[HN Gopher] Cautious Optimizers: Improving Training with One Lin...
___________________________________________________________________
Cautious Optimizers: Improving Training with One Line of Code
Author : tosh
Score : 38 points
Date : 2025-03-03 17:59 UTC (5 hours ago)
(HTM) web link (arxiv.org)
(TXT) w3m dump (arxiv.org)
| mkaic wrote:
| Damn, this is a strikingly simple modification. Basically, modern
| deep learning optimizers typically calculate the update to the
| weights each step using some kind of momentum and/or LR scaling
| based on the running variance of the gradients. This means that,
| in theory, the actual "instantaneous" gradients from a particular
| backward pass might point in a different direction than the
| actual update the optimizer applies. The change the authors
| propose is to simply ignore any parameter updates proposed by the
| optimizer that have the opposite sign of the current gradient
| from the most recent backwards pass. They're essentially saying
| "only apply the long-term stabilized update where it _agrees_
| with the current 'instantaneous' gradient." They show that this
| simple change significantly speeds up model training.
|
| I'm pretty intrigued by this, but will, as usual, wait for
| independent replications to come out before I fully believe it.

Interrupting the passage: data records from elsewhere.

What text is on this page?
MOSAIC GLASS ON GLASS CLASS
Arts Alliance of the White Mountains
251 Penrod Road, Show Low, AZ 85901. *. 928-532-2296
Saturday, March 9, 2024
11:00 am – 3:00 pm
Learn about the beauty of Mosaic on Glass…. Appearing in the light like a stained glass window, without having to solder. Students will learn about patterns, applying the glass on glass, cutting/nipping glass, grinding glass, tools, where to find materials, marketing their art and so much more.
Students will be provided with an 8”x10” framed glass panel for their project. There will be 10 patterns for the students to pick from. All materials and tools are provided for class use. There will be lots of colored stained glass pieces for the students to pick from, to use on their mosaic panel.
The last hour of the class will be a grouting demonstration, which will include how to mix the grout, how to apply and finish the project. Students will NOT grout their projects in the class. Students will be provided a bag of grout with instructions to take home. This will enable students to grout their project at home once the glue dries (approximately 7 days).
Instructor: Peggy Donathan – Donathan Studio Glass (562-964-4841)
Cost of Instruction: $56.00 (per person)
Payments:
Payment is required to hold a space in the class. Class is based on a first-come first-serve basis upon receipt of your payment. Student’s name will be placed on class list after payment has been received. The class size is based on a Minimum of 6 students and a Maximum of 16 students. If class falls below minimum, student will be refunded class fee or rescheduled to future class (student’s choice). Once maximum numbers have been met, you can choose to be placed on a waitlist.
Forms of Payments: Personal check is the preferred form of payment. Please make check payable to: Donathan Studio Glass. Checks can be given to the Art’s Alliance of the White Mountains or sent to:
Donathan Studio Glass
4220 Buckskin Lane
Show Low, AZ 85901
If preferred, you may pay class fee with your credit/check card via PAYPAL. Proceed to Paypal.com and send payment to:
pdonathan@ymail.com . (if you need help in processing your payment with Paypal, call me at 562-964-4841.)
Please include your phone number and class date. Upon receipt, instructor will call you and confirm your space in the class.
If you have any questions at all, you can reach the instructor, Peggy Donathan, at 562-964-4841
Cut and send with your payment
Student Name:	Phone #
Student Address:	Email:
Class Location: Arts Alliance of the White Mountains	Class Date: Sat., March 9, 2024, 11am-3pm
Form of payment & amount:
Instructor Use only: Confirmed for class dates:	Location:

| That said, because of how simple this is, I'd expect such
| replications to happen within 24 hours. Exciting work!
| shoubidouwah wrote:
| I wonder if there mioght not be an opportunity for a warmup
| based mask inversion: for the first few epoches, only apply the
| momentum agreeing with instantaneous - after that, invert it
| since the momentum would technically have more info?
|
| In any case, good idea - reminds me of the "apply same gradient
| multiple times" trick from a few years ago. May have weird
| behaviours at low batch sizes though...
___________________________________________________________________
(page generated 2025-03-03 23:01 UTC)